Importing libraries to run.

library(tidyverse)

## Warning: package 'tidyverse' was built under R version 4.2.3

## Warning: package 'ggplot2' was built under R version 4.2.3

## Warning: package 'tibble' was built under R version 4.2.3

## Warning: package 'tidyr' was built under R version 4.2.3

## Warning: package 'readr' was built under R version 4.2.3

## Warning: package 'purrr' was built under R version 4.2.3

## Warning: package 'dplyr' was built under R version 4.2.3

## Warning: package 'stringr' was built under R version 4.2.3

## Warning: package 'forcats' was built under R version 4.2.3

## Warning: package 'lubridate' was built under R version 4.2.3

## ── Attaching core tidyverse packages ──────────────────────── tidyverse 2.0.0 ──
## ✔ dplyr     1.1.2     ✔ readr     2.1.4
## ✔ forcats   1.0.0     ✔ stringr   1.5.0
## ✔ ggplot2   3.4.3     ✔ tibble    3.2.1
## ✔ lubridate 1.9.2     ✔ tidyr     1.3.0
## ✔ purrr     1.0.2     
## ── Conflicts ────────────────────────────────────────── tidyverse_conflicts() ──
## ✖ dplyr::filter() masks stats::filter()
## ✖ dplyr::lag()    masks stats::lag()
## ℹ Use the conflicted package (<http://conflicted.r-lib.org/>) to force all conflicts to become errors

library(boot)
library(binom)

## Warning: package 'binom' was built under R version 4.2.3

library(dplyr)
library(knitr)

## Warning: package 'knitr' was built under R version 4.2.3

Initially setting our directories and loading our data.
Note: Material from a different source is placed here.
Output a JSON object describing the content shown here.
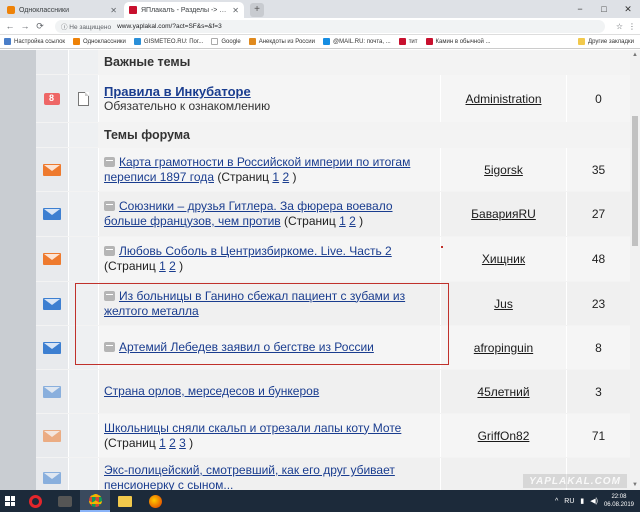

knitr::opts_knit$set(root.dir = "C:/Users/Prana/OneDrive/Documents/Topics in Info FA23(Grad)")
youtube <- read_delim("./Global Youtube Statistics.csv", delim = ",")

## Rows: 995 Columns: 28
## ── Column specification ────────────────────────────────────────────────────────
## Delimiter: ","
## chr  (7): Youtuber, category, Title, Country, Abbreviation, channel_type, cr...
## dbl (21): rank, subscribers, video views, uploads, video_views_rank, country...
## 
## ℹ Use `spec()` to retrieve the full column specification for this data.
## ℹ Specify the column types or set `show_col_types = FALSE` to quiet this message.

Saving a raw version of our dataset before mutating columns into them.

youtube_raw<- youtube

1.Creation and analysis of the first set of variable combination:

youtube <- youtube |>
  group_by(Country) |>
  mutate(earn_median = median(highest_yearly_earnings),
         earn_class = ifelse(highest_yearly_earnings >= earn_median, "high earners", "low earners")) |>
  ungroup()

youtube |>
  select(category, category, earn_class)

## # A tibble: 995 × 2
##    category         earn_class  
##    <chr>            <chr>       
##  1 Music            high earners
##  2 Film & Animation low earners 
##  3 Entertainment    high earners
##  4 Education        high earners
##  5 Shows            high earners
##  6 nan              low earners 
##  7 People & Blogs   high earners
##  8 Gaming           low earners 
##  9 People & Blogs   low earners 
## 10 Entertainment    high earners
## # ℹ 985 more rows

The set of variables is {“high earners”, “low earners”} based of the explanatory variable ‘highest yearly earnings’. The above code groups the youtube data by the ‘Country’ column, calculates the median of ‘highest_yearly_earnings’ within each group, and assigns “high earners” or “low earners” to the “earn_class” column based on whether “highest_yearly_earnings” is greater than or equal to the median. In this way, the response variable ‘earn_class’ is created that showcases the youtubers who earn higher and those who earn lower in a year.

Let us visualize the response-explanatory relationship by taking a scatter plot and box plot.

youtube|>
  ggplot()+
  geom_point(mapping=aes(x=highest_yearly_earnings, y=earn_class, color=category))+
  theme(axis.text.x = element_text(angle = 90, hjust = 1))

youtube|>
ggplot() + 
  geom_boxplot(mapping = aes(highest_yearly_earnings, y=earn_class))+
  theme(axis.text.x = element_text(angle = 90, hjust = 1))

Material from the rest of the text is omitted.